= Dividing line between metals and nonmetals =

Feature of some periodic tables of the elements

| | 1 | 2 |  ...  | 12 | 13 | 14 | 15 | 16 | 17 | 18 | |
| | H | | | | | | | | | He | |
| | Li | Be | | | B | C | N | O | F | Ne | |
| | Na | Mg | | | Al | Si | P | S | Cl | Ar | |
| | K | Ca | | Zn | Ga | Ge | As | Se | Br | Kr | |
| | Rb | Sr | | Cd | In | Sn | Sb | Te | I | Xe | |
| | Cs | Ba | | Hg | Tl | Pb | Bi | Po | At | Rn | |
| | Fr | Ra | | Cn | Nh | Fl | Mc | Lv | Ts | Og | |
| | Condensed periodic table showing a typical metal-nonmetal dividing line.

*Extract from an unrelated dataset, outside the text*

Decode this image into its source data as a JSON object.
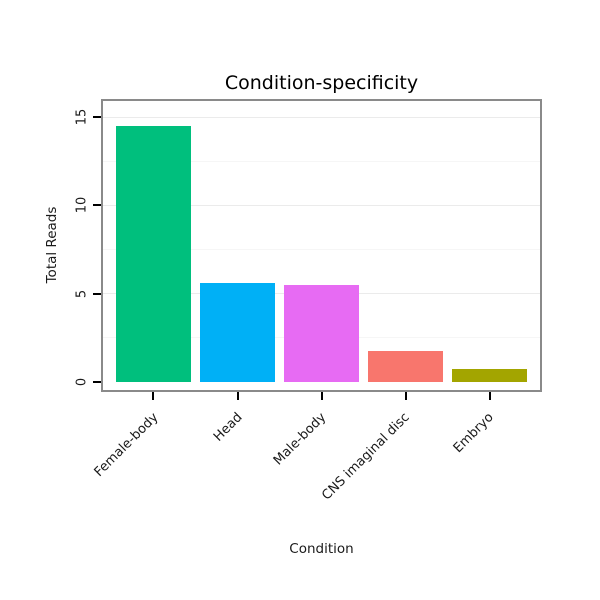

Metal-nonmetal dividing line (arbitrary): between Li and H, Be and B, Al and Si, Ge and As, Sb and Te, Po and At, Ts and Og | | | | | | | | | | |

The dividing line between metals and nonmetals can be found, in varying configurations, on some representations of the periodic table of the elements (see mini-example, right). Elements to the lower left of the line generally display increasing metallic behaviour; elements to the upper right display increasing nonmetallic behaviour. When presented as a regular stair-step, elements with the highest critical temperature for their groups (Li, Be, Al, Ge, Sb, Po) lie just below the line.

The location and therefore usefulness of the line is debated. It cuts through the metalloids, elements that share properties between metals and nonmetals, in an arbitrary manner, since the transition between metallic and non-metallic properties among these elements is gradual.

==Names==
This line has been called the amphoteric line, the metal-nonmetal line, the metalloid line, the semimetal line, or the staircase. (Note: Sacks described the dividing line as, 'A jagged line, like Hadrian's Wall ... [separating] the metals from the rest, with a few "semimetals", metalloids—arsenic, selenium—straddling the wall.') While it has also been called the Zintl border or the Zintl line these terms instead refer to a vertical line sometimes drawn between groups 13 and 14. This particular line was named by Laves in 1941. It differentiates group 13 elements from those in and to the right of group 14. The former generally combine with electropositive metals to make intermetallic compounds whereas the latter usually form salt-like compounds.

==History==
References to a dividing line between metals and nonmetals appear in the literature as far back as at least 1869. In 1891, Walker published a periodic "tabulation" with a diagonal straight line drawn between the metals and the nonmetals. In 1906, Alexander Smith published a periodic table with a zigzag line separating the nonmetals from the rest of elements, in his highly influential textbook Introduction to General Inorganic Chemistry. In 1923, Horace G. Deming, an American chemist, published short (Mendeleev style) and medium (18-column) form periodic tables. Each one had a regular stepped line separating metals from nonmetals. Merck and Company prepared a handout form of Deming's 18-column table, in 1928, which was widely circulated in American schools. By the 1930s Deming's table was appearing in handbooks and encyclopaedias of chemistry. It was also distributed for many years by the Sargent-Welch Scientific Company.

==Double line variant==
A dividing line between metals and nonmetals is sometimes replaced by two dividing lines. One line separates metals and metalloids; the other metalloids and nonmetals.

==Concerns==
Mendeleev wrote that, "It is, however, impossible to draw a strict line of demarcation between metals and nonmetals, there being many intermediate substances". (Note: In the context of Mendeleev's observation, Glinka adds that: "In classing an element as a metal or a nonmetal we only indicate which of its properties—metallic or nonmetallic—are more pronounced in it".) (Note: Mendeleev regarded tellurium as such an intermediate substance: '... it is a bad conductor of heat and electricity, and in this respect, as in many others, it forms a transition from the metals to the nonmetals.') Several other sources note confusion or ambiguity as to the location of the dividing line; suggest its apparent arbitrariness provides grounds for refuting its validity; and comment as to its misleading, contentious or approximate nature. Deming himself noted that the line could not be drawn very accurately.